🤖 AI Summary
Traditional deep learning and Transformer models fail to inherently encode the rotational and translational symmetries of 3D Euclidean space (SE(3)), resulting in poor sample efficiency and limited generalization. To address this, we present a systematic survey of SE(3)-equivariant neural networks for vision-based robotic learning and control, grounded in group representation theory and Lie algebra. Our work unifies the architectural evolution of such models across the full perception-decision-control stack. We introduce, for the first time, a comprehensive taxonomy of SE(3)-equivariant methods spanning imitation learning, reinforcement learning, and geometric control—highlighting their theoretical advantages in sample efficiency, cross-pose generalization, and physical consistency. The proposed framework integrates equivariant convolutions, SE(3)-Transformers, and multimodal robot learning paradigms, identifying key pathways toward improved robustness, data efficiency, and multimodal synergy.
📝 Abstract
Recent advances in deep learning and Transformers have driven major breakthroughs in robotics by employing techniques such as imitation learning, reinforcement learning, and LLM-based multimodal perception and decision-making.
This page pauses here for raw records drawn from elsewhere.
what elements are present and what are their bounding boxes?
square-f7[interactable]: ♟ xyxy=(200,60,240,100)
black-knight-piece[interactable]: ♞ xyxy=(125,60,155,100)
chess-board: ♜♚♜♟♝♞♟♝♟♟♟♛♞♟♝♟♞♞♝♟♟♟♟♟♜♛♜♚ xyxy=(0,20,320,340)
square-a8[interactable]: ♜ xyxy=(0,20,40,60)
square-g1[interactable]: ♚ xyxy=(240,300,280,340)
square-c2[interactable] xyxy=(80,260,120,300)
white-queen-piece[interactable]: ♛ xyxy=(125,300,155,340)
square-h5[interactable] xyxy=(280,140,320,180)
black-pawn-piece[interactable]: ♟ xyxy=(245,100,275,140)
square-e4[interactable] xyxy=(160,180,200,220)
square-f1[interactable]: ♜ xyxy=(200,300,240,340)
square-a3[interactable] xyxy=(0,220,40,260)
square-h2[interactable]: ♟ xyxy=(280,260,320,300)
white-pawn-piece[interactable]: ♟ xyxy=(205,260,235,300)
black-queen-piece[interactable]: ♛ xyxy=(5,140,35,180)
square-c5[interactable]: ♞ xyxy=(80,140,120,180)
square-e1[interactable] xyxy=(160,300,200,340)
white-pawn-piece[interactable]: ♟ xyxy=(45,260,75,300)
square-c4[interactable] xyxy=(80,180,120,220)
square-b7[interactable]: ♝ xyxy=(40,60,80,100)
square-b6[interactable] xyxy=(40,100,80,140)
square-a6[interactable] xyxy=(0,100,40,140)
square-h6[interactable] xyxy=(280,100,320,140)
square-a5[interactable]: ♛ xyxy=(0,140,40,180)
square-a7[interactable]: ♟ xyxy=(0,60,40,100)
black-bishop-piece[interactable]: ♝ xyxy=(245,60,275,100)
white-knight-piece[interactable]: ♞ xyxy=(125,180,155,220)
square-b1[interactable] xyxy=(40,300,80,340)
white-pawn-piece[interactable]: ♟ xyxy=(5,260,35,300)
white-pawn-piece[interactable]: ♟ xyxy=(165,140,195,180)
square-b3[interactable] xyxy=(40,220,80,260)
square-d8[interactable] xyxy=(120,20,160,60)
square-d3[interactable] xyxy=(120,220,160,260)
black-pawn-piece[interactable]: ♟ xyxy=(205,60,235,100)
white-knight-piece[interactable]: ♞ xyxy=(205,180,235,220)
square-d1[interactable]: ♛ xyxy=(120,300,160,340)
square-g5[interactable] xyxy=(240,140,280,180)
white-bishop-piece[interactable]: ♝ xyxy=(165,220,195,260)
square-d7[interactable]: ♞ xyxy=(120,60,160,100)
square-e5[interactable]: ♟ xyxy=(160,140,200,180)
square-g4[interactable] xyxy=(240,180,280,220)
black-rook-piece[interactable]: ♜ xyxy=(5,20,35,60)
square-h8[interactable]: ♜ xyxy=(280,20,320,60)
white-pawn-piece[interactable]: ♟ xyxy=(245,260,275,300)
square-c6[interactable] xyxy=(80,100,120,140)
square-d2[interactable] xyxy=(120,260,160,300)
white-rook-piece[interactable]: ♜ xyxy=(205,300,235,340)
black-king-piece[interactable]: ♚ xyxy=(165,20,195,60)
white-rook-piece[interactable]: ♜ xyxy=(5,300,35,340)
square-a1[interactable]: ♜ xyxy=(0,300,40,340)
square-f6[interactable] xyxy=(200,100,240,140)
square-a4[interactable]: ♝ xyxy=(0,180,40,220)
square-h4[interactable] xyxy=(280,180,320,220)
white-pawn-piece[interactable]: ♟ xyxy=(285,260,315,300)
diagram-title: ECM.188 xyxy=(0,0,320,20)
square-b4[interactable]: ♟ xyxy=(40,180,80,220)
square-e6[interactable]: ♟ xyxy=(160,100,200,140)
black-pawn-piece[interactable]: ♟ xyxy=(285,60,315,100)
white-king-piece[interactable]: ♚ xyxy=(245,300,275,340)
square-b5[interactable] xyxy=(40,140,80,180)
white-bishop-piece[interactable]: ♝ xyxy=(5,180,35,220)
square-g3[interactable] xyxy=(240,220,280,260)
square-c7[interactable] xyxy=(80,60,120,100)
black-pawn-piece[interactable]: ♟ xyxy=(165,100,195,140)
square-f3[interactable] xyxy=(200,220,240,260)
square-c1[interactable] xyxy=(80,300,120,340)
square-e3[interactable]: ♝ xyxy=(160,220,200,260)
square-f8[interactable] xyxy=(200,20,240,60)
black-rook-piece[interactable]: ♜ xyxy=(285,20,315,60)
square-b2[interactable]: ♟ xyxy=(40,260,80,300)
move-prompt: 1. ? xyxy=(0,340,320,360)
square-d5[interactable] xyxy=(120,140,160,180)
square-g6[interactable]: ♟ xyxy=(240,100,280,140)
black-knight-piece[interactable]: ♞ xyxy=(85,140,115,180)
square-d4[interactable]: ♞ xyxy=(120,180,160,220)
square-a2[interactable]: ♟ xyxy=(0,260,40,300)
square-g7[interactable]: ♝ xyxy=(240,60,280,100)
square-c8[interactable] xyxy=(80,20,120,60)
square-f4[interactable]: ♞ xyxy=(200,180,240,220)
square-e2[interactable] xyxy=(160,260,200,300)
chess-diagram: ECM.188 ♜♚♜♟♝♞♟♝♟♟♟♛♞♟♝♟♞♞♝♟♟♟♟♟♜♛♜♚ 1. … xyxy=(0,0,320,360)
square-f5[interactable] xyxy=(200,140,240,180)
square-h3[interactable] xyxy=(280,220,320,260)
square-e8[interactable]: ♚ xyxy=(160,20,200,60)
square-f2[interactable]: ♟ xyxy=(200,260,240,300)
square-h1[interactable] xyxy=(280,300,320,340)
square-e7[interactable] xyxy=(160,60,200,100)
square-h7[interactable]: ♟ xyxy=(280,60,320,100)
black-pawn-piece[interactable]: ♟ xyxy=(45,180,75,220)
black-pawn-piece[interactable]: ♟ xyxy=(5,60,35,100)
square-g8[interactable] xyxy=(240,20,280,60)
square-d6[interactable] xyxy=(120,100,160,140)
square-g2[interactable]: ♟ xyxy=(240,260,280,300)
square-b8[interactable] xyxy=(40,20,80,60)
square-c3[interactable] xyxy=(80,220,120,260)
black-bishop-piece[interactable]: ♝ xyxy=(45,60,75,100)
However, conventional deep learning and Transformer models often struggle to process data with inherent symmetries and invariances, typically relying on large datasets or extensive data augmentation. Equivariant neural networks overcome these limitations by explicitly integrating symmetry and invariance into their architectures, leading to improved efficiency and generalization. This tutorial survey reviews a wide range of equivariant deep learning and control methods for robotics, from classic to state-of-the-art, with a focus on SE(3)-equivariant models that leverage the natural 3D rotational and translational symmetries in visual robotic manipulation and control design. Using unified mathematical notation, we begin by reviewing key concepts from group theory, along with matrix Lie groups and Lie algebras. We then introduce foundational group-equivariant neural network design and show how the group-equivariance can be obtained through their structure. Next, we discuss the applications of SE(3)-equivariant neural networks in robotics in terms of imitation learning and reinforcement learning. The SE(3)-equivariant control design is also reviewed from the perspective of geometric control. Finally, we highlight the challenges and future directions of equivariant methods in developing more robust, sample-efficient, and multi-modal real-world robotic systems.